The parties resolved all nonpenalty issues in the case except for the issue of whether Mr. Barbara materially participated in the lending business. In this context, the Barbaras' contention that they are not liable for penalties if the Court does not find in their favor is an argument that the Barbaras had reasonable cause and good faith for filing returns as if Mr. Barbara materially participated in the lending business. Because we find in the Barbaras' favor on the material-participation issue, it is not necessary to reach their argument that they had reasonable cause and good faith with respect to whether Mr. Barbara materially participated in his lending business.

There were other adjustments in the notice of deficiency that are unrelated to whether Mr. Barbara materially participated in the lending business. Many of these adjustments were conceded by the Barbaras and could result in underpayments for the years at issue. However, the Barbaras did not argue that [*10] the reasonable-cause exception applies to any portions of underpayments due to these conceded adjustments. The Barbaras did not propose findings of fact regarding these conceded adjustments. The record does not show that the reasonable-cause exception applies to these conceded adjustments. The Barbaras did not make any arguments on brief about these conceded adjustments or the applicability of the reasonable-cause exception to these conceded adjustments.

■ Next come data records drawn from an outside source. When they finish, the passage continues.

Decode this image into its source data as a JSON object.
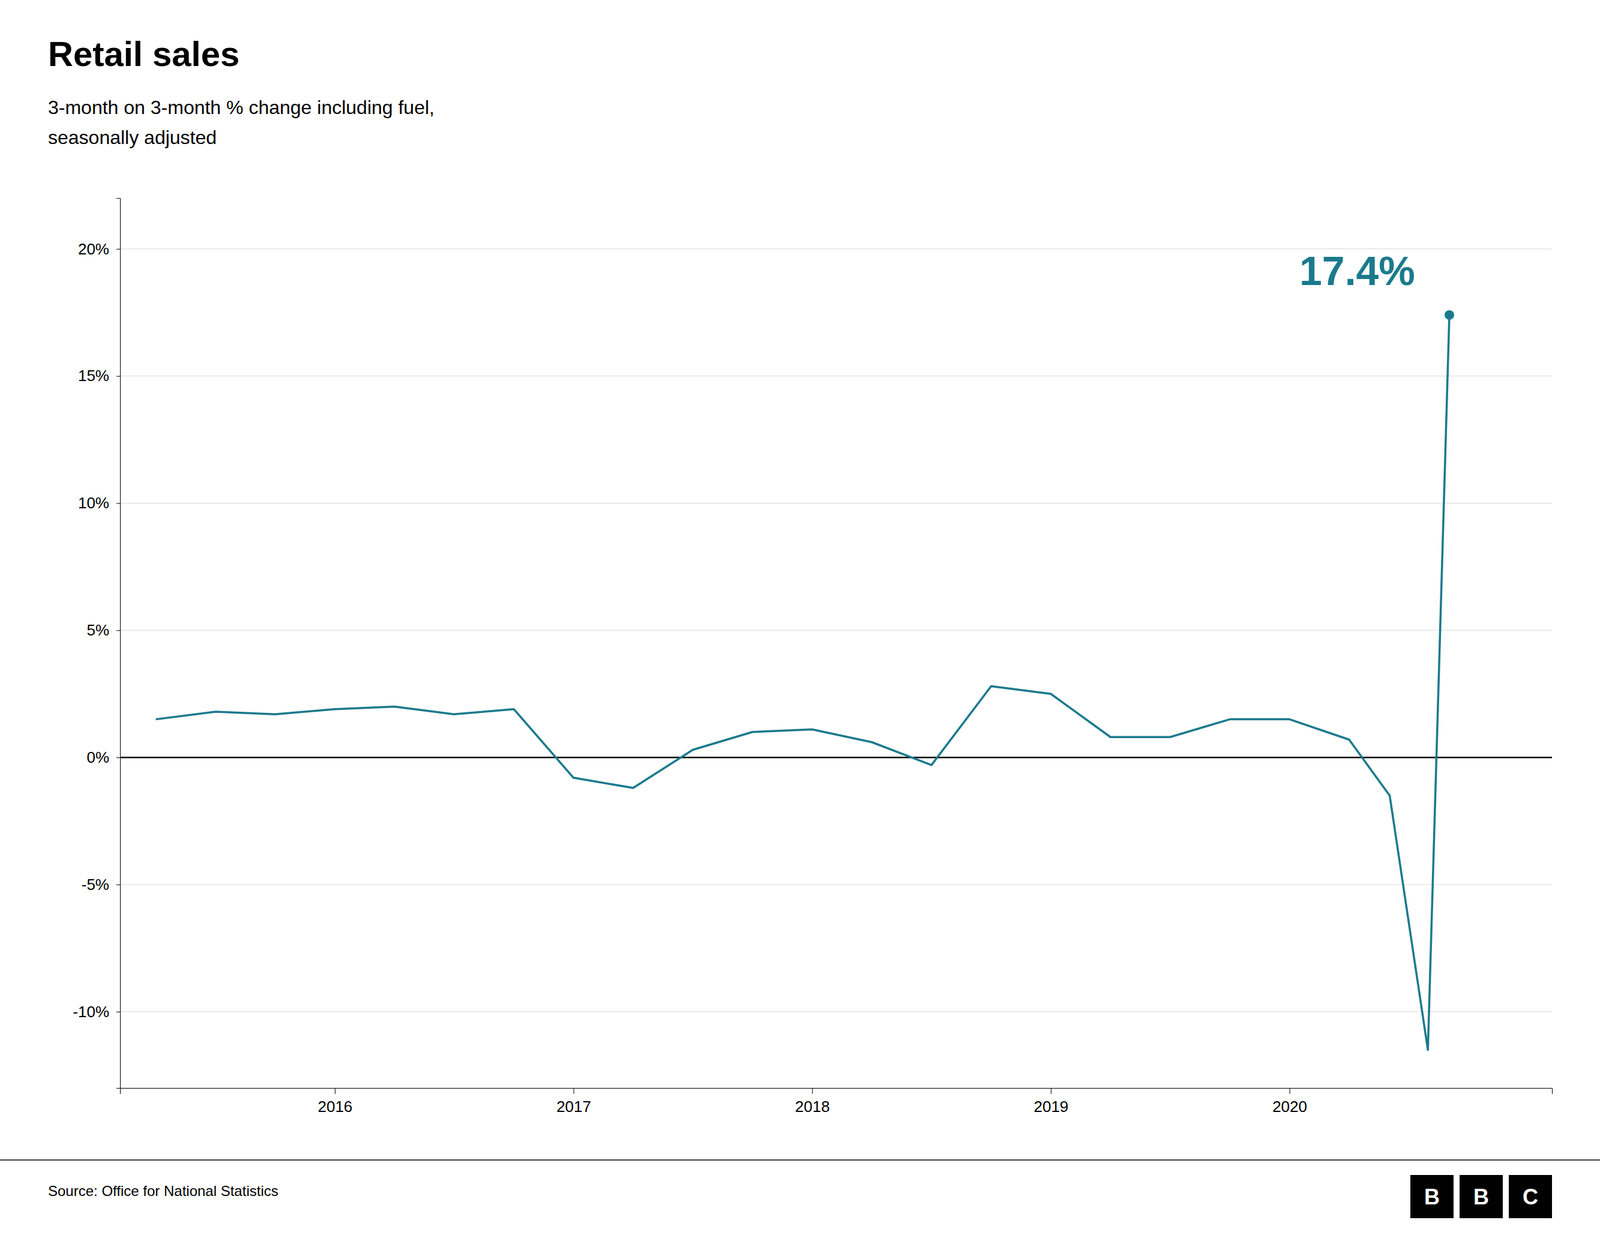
{
  "chart_data": {
    "type": "line",
    "title": "Retail sales",
    "subtitle": "3-month on 3-month % change including fuel,\nseasonally adjusted",
    "source": "Source: Office for National Statistics",
    "logo": [
      "B",
      "B",
      "C"
    ],
    "annotation": "17.4%",
    "x": [
      2015.25,
      2015.5,
      2015.75,
      2016.0,
      2016.25,
      2016.5,
      2016.75,
      2017.0,
      2017.25,
      2017.5,
      2017.75,
      2018.0,
      2018.25,
      2018.5,
      2018.75,
      2019.0,
      2019.25,
      2019.5,
      2019.75,
      2020.0,
      2020.25,
      2020.42,
      2020.58,
      2020.67
    ],
    "values": [
      1.5,
      1.8,
      1.7,
      1.9,
      2.0,
      1.7,
      1.9,
      -0.8,
      -1.2,
      0.3,
      1.0,
      1.1,
      0.6,
      -0.3,
      2.8,
      2.5,
      0.8,
      0.8,
      1.5,
      1.5,
      0.7,
      -1.5,
      -11.5,
      17.4
    ],
    "color": "#1a7a8c",
    "xlim": [
      2015.1,
      2021.1
    ],
    "xticks": [
      2016,
      2017,
      2018,
      2019,
      2020
    ],
    "ylim": [
      -13,
      22
    ],
    "yticks": [
      {
        "value": -10,
        "label": "-10%"
      },
      {
        "value": -5,
        "label": "-5%"
      },
      {
        "value": 0,
        "label": "0%"
      },
      {
        "value": 5,
        "label": "5%"
      },
      {
        "value": 10,
        "label": "10%"
      },
      {
        "value": 15,
        "label": "15%"
      },
      {
        "value": 20,
        "label": "20%"
      }
    ],
    "grid": true
  }
}
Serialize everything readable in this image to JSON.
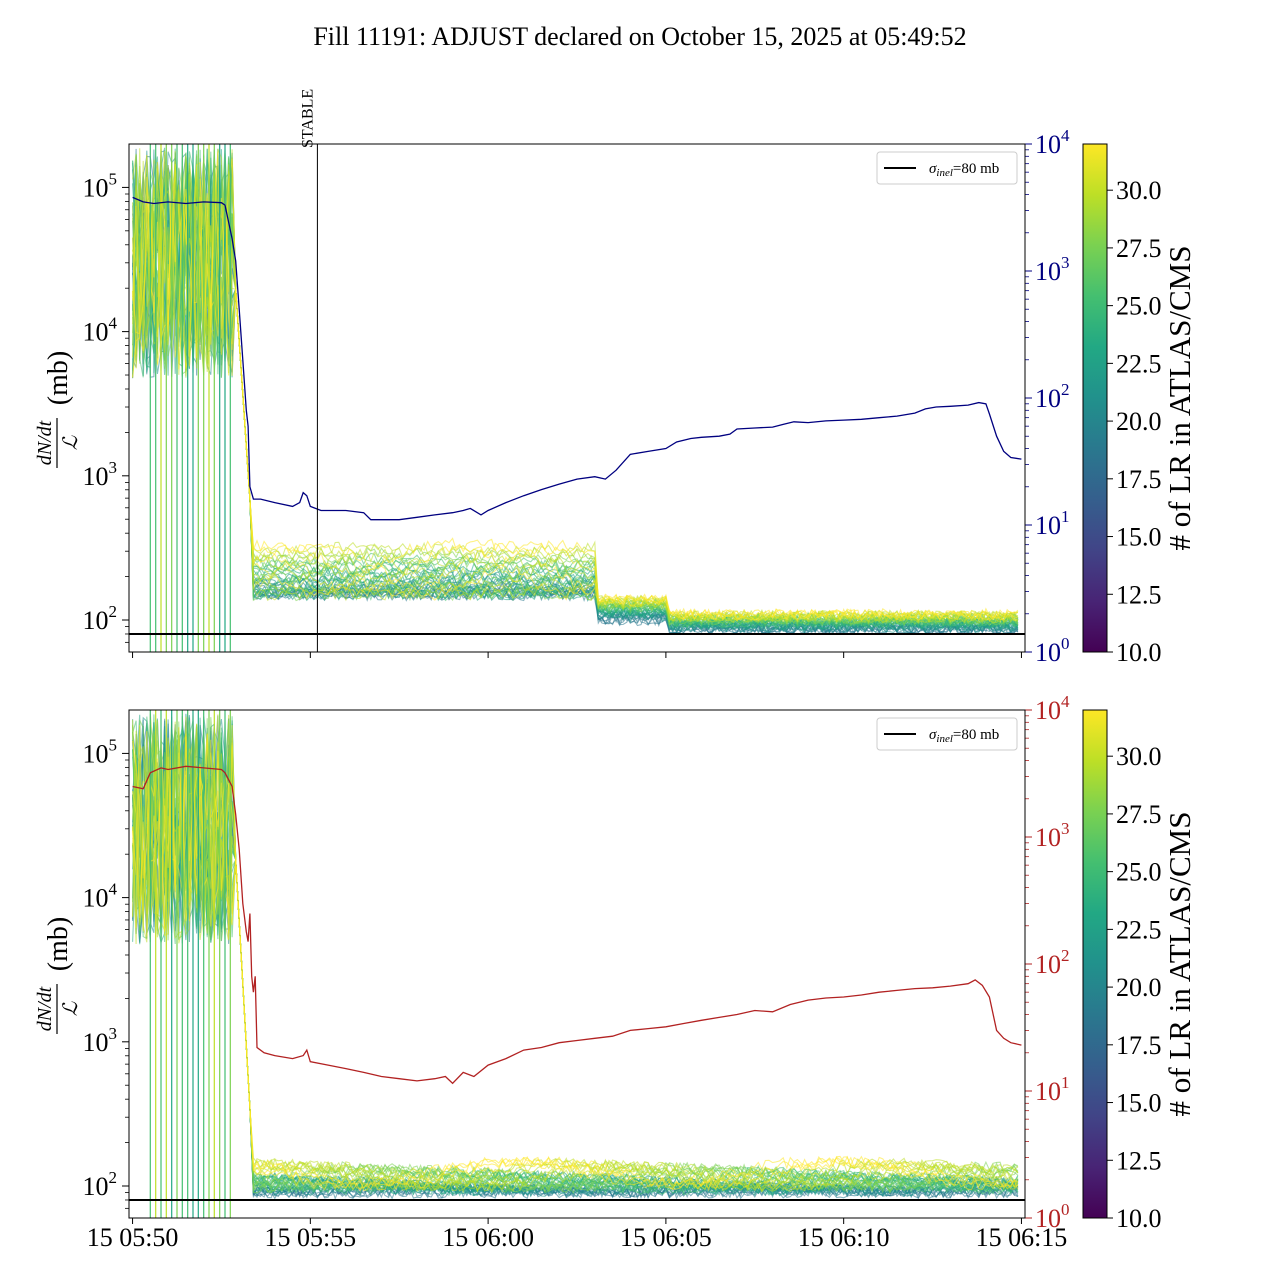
{
  "title": "Fill 11191: ADJUST declared on October 15, 2025 at 05:49:52",
  "chart_data": [
    {
      "type": "line",
      "panel": "top",
      "ylabel_num": "dN/dt",
      "ylabel_den": "ℒ",
      "ylabel_unit": "(mb)",
      "yscale": "log",
      "ylim": [
        60,
        200000
      ],
      "yticks": [
        {
          "base": "10",
          "exp": "2",
          "value": 100
        },
        {
          "base": "10",
          "exp": "3",
          "value": 1000
        },
        {
          "base": "10",
          "exp": "4",
          "value": 10000
        },
        {
          "base": "10",
          "exp": "5",
          "value": 100000
        }
      ],
      "y2scale": "log",
      "y2lim": [
        1,
        10000
      ],
      "y2color": "#000080",
      "y2ticks": [
        {
          "base": "10",
          "exp": "0",
          "value": 1
        },
        {
          "base": "10",
          "exp": "1",
          "value": 10
        },
        {
          "base": "10",
          "exp": "2",
          "value": 100
        },
        {
          "base": "10",
          "exp": "3",
          "value": 1000
        },
        {
          "base": "10",
          "exp": "4",
          "value": 10000
        }
      ],
      "xlim_minutes": [
        -0.1,
        25.1
      ],
      "xticks": [
        "15 05:50",
        "15 05:55",
        "15 06:00",
        "15 06:05",
        "15 06:10",
        "15 06:15"
      ],
      "show_xtick_labels": false,
      "vline": {
        "x": 5.2,
        "label": "STABLE"
      },
      "hline": {
        "y": 80,
        "label": "σinel=80 mb"
      },
      "legend": {
        "placement": "top-right",
        "entry_sub": "inel",
        "entry_rest": "=80 mb"
      },
      "y2_series": [
        [
          0.0,
          3800
        ],
        [
          0.3,
          3500
        ],
        [
          0.6,
          3400
        ],
        [
          1.0,
          3500
        ],
        [
          1.5,
          3400
        ],
        [
          2.0,
          3500
        ],
        [
          2.5,
          3450
        ],
        [
          2.6,
          3300
        ],
        [
          2.8,
          1800
        ],
        [
          2.9,
          1200
        ],
        [
          3.0,
          500
        ],
        [
          3.1,
          200
        ],
        [
          3.2,
          80
        ],
        [
          3.25,
          60
        ],
        [
          3.3,
          20
        ],
        [
          3.4,
          16
        ],
        [
          3.6,
          16
        ],
        [
          4.0,
          15
        ],
        [
          4.5,
          14
        ],
        [
          4.7,
          15
        ],
        [
          4.8,
          18
        ],
        [
          4.9,
          17
        ],
        [
          5.0,
          14
        ],
        [
          5.3,
          13
        ],
        [
          5.5,
          13
        ],
        [
          6.0,
          13
        ],
        [
          6.5,
          12.5
        ],
        [
          6.7,
          11
        ],
        [
          7.0,
          11
        ],
        [
          7.5,
          11
        ],
        [
          8.0,
          11.5
        ],
        [
          8.5,
          12
        ],
        [
          9.0,
          12.5
        ],
        [
          9.3,
          13
        ],
        [
          9.5,
          13.5
        ],
        [
          9.8,
          12
        ],
        [
          10.0,
          13
        ],
        [
          10.5,
          15
        ],
        [
          11.0,
          17
        ],
        [
          11.5,
          19
        ],
        [
          12.0,
          21
        ],
        [
          12.5,
          23
        ],
        [
          13.0,
          24
        ],
        [
          13.3,
          23
        ],
        [
          13.6,
          27
        ],
        [
          14.0,
          36
        ],
        [
          14.5,
          38
        ],
        [
          15.0,
          40
        ],
        [
          15.3,
          45
        ],
        [
          15.7,
          48
        ],
        [
          16.0,
          49
        ],
        [
          16.5,
          50
        ],
        [
          16.8,
          52
        ],
        [
          17.0,
          57
        ],
        [
          17.5,
          58
        ],
        [
          18.0,
          59
        ],
        [
          18.3,
          62
        ],
        [
          18.6,
          65
        ],
        [
          19.0,
          64
        ],
        [
          19.5,
          66
        ],
        [
          20.0,
          67
        ],
        [
          20.5,
          68
        ],
        [
          21.0,
          70
        ],
        [
          21.5,
          72
        ],
        [
          22.0,
          76
        ],
        [
          22.3,
          82
        ],
        [
          22.6,
          85
        ],
        [
          23.0,
          86
        ],
        [
          23.5,
          88
        ],
        [
          23.8,
          92
        ],
        [
          24.0,
          90
        ],
        [
          24.1,
          75
        ],
        [
          24.3,
          50
        ],
        [
          24.5,
          38
        ],
        [
          24.7,
          34
        ],
        [
          25.0,
          33
        ]
      ]
    },
    {
      "type": "line",
      "panel": "bottom",
      "ylabel_num": "dN/dt",
      "ylabel_den": "ℒ",
      "ylabel_unit": "(mb)",
      "yscale": "log",
      "ylim": [
        60,
        200000
      ],
      "yticks": [
        {
          "base": "10",
          "exp": "2",
          "value": 100
        },
        {
          "base": "10",
          "exp": "3",
          "value": 1000
        },
        {
          "base": "10",
          "exp": "4",
          "value": 10000
        },
        {
          "base": "10",
          "exp": "5",
          "value": 100000
        }
      ],
      "y2scale": "log",
      "y2lim": [
        1,
        10000
      ],
      "y2color": "#b22222",
      "y2ticks": [
        {
          "base": "10",
          "exp": "0",
          "value": 1
        },
        {
          "base": "10",
          "exp": "1",
          "value": 10
        },
        {
          "base": "10",
          "exp": "2",
          "value": 100
        },
        {
          "base": "10",
          "exp": "3",
          "value": 1000
        },
        {
          "base": "10",
          "exp": "4",
          "value": 10000
        }
      ],
      "xlim_minutes": [
        -0.1,
        25.1
      ],
      "xticks": [
        "15 05:50",
        "15 05:55",
        "15 06:00",
        "15 06:05",
        "15 06:10",
        "15 06:15"
      ],
      "show_xtick_labels": true,
      "hline": {
        "y": 80,
        "label": "σinel=80 mb"
      },
      "legend": {
        "placement": "top-right",
        "entry_sub": "inel",
        "entry_rest": "=80 mb"
      },
      "y2_series": [
        [
          0.0,
          2500
        ],
        [
          0.3,
          2400
        ],
        [
          0.5,
          3200
        ],
        [
          0.8,
          3500
        ],
        [
          1.0,
          3400
        ],
        [
          1.5,
          3600
        ],
        [
          2.0,
          3500
        ],
        [
          2.5,
          3400
        ],
        [
          2.6,
          3200
        ],
        [
          2.8,
          2500
        ],
        [
          2.9,
          1500
        ],
        [
          3.0,
          800
        ],
        [
          3.1,
          300
        ],
        [
          3.2,
          180
        ],
        [
          3.25,
          150
        ],
        [
          3.3,
          250
        ],
        [
          3.35,
          80
        ],
        [
          3.4,
          60
        ],
        [
          3.45,
          80
        ],
        [
          3.5,
          22
        ],
        [
          3.7,
          20
        ],
        [
          4.0,
          19
        ],
        [
          4.5,
          18
        ],
        [
          4.8,
          19
        ],
        [
          4.9,
          21
        ],
        [
          5.0,
          17
        ],
        [
          5.5,
          16
        ],
        [
          6.0,
          15
        ],
        [
          6.5,
          14
        ],
        [
          7.0,
          13
        ],
        [
          7.5,
          12.5
        ],
        [
          8.0,
          12
        ],
        [
          8.5,
          12.5
        ],
        [
          8.8,
          13
        ],
        [
          9.0,
          11.5
        ],
        [
          9.3,
          14
        ],
        [
          9.6,
          13
        ],
        [
          10.0,
          16
        ],
        [
          10.5,
          18
        ],
        [
          11.0,
          21
        ],
        [
          11.5,
          22
        ],
        [
          12.0,
          24
        ],
        [
          12.5,
          25
        ],
        [
          13.0,
          26
        ],
        [
          13.5,
          27
        ],
        [
          14.0,
          30
        ],
        [
          14.5,
          31
        ],
        [
          15.0,
          32
        ],
        [
          15.5,
          34
        ],
        [
          16.0,
          36
        ],
        [
          16.5,
          38
        ],
        [
          17.0,
          40
        ],
        [
          17.5,
          43
        ],
        [
          18.0,
          42
        ],
        [
          18.5,
          48
        ],
        [
          19.0,
          52
        ],
        [
          19.5,
          54
        ],
        [
          20.0,
          55
        ],
        [
          20.5,
          57
        ],
        [
          21.0,
          60
        ],
        [
          21.5,
          62
        ],
        [
          22.0,
          64
        ],
        [
          22.5,
          65
        ],
        [
          23.0,
          67
        ],
        [
          23.5,
          70
        ],
        [
          23.7,
          75
        ],
        [
          23.9,
          68
        ],
        [
          24.1,
          55
        ],
        [
          24.3,
          30
        ],
        [
          24.5,
          26
        ],
        [
          24.7,
          24
        ],
        [
          25.0,
          23
        ]
      ]
    }
  ],
  "colorbar": {
    "label": "# of LR in ATLAS/CMS",
    "colormap": "viridis",
    "range": [
      10.0,
      32.0
    ],
    "ticks": [
      "10.0",
      "12.5",
      "15.0",
      "17.5",
      "20.0",
      "22.5",
      "25.0",
      "27.5",
      "30.0"
    ]
  }
}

In summary, the Barbaras do not argue, and the record does not support, the applicability of the reasonable-cause exception as to these conceded adjustments.

We hold that the Barbaras are liable for the section 6662(a) penalties to the extent Rule 155 computations show there are underpayments and substantial understatements of tax.

To reflect the foregoing,

Decision will be entered under Rule 155.

FOOTNOTES

1 Unless otherwise indicated, all section references are to the Internal Revenue Code in effect for the years at issue, and all Rule references are to the Tax Court Rules of Practice and Procedure.